Further, A-B-A testing is questionable because of such little difference between that and A-B. Why not A-B-A-B..... to infinity? Would that help? At what point do we say that the improvement is real? Or even good enough?

@MetroMPG,
Please note that the test results were very significant. They were not minimal. Therefore, the small details you mentioned would not likely make any significant difference. Actually, what we can really say is that they got real results that were significant.

9% is nothing to disregard.

What still takes me by surprise is that no one seems to notice that the air on the surface of a moving object is what creates drag. Therefore it is reasonable that breaking that up would decrease the drag of attached air. Let's discuss the basics first.

Read

Post #22
To follow up on that point, I found this nicely written piece from airliners.net user QantasA332:

Basically, there are three primary types of drag acting on an aircraft: induced drag, skin friction drag, and pressure drag. It is pressure drag that is the main factor involved in the dimple design's existence. Pressure drag is primarily the result of a moving body's wake. Depending on how soon the airflow separates as it passes over an object - that is, how far along the object the flow travels before no longer following the contour of the object - the size of the wake will be larger or smaller. A larger wake equates to more pressure drag (put simply, there is a larger region of stagnant air behind the body meaning the airflow pushing on the front of the body has less impeding its production of drag) and vice versa.

Now, imagine a sphere. Because its height/diameter is large in comparison with its length, it is what's known as a "bluff body." Bluff bodies such as a sphere have disproportionately large wakes, and as a result they have disproportionately high pressure drag. (This is compared to both their own skin friction drag and a not-bluff solid's pressure drag). Obviously, then, overall drag on a sphere (or other bluff body) can be dramatically reduced if pressure drag is reduced. That is, pressure drag is what you want to specifically target and minimize.

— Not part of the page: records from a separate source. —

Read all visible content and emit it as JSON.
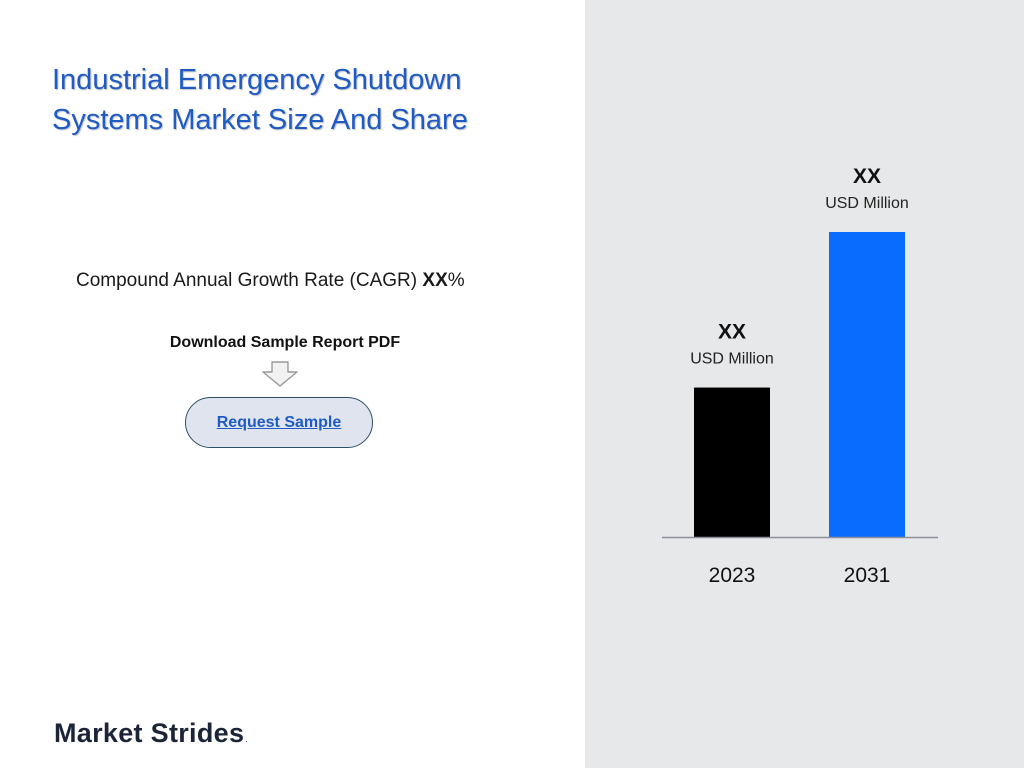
{
  "title_lines": [
    "Industrial Emergency Shutdown",
    "Systems Market Size And Share"
  ],
  "cagr": {
    "label": "Compound Annual Growth Rate (CAGR) ",
    "value": "XX",
    "suffix": "%"
  },
  "download": {
    "label": "Download Sample Report PDF"
  },
  "request_button": {
    "label": "Request Sample"
  },
  "brand": {
    "name": "Market Strides",
    "mark": "."
  },
  "colors": {
    "title": "#1f5bc4",
    "right_panel": "#e7e8ea",
    "bar_2023": "#000000",
    "bar_2031": "#0a6cff",
    "button_fill": "#dfe4ee",
    "button_border": "#2f4f66"
  },
  "chart_data": {
    "type": "bar",
    "categories": [
      "2023",
      "2031"
    ],
    "values": [
      49,
      100
    ],
    "value_labels": [
      "XX",
      "XX"
    ],
    "unit_labels": [
      "USD Million",
      "USD Million"
    ],
    "bar_colors": [
      "#000000",
      "#0a6cff"
    ],
    "title": "",
    "xlabel": "",
    "ylabel": "",
    "ylim": [
      0,
      100
    ],
    "grid": false,
    "legend": "none"
  }
}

Enter dimples. Dimples turbulate the airflow over an object, thus increasing the flow's kinetic energy. This acts to delay flow separation, which then leads to a smaller wake, which in turn leads to less pressure drag. And this solves the bluff body problem! Because bluff bodies have such high pressure drag compared to their skin friction drag, what little extra of the latter drag is created by dimples is more than offset by the drastic reduction of the former drag. So a golf ball - the classic example of a bluff body - will travel farther with dimples than without, and that is of course why they have come to carry these dimples.

Now, to finally answer your question: 'normal' aircraft are very simply not bluff bodies. Dimples would create more skin friction drag than they would reduce pressure drag, defeating their purpose.

So looking at a car, only where you have flow separation, would these dimples or any kind of vortex generator help. On most sedans, the back glass is prone to flow separation, and so you may see some reduction in drag there if implemented right. The rest of the car should have attached flow and thus the dimples would only add skin friction drag.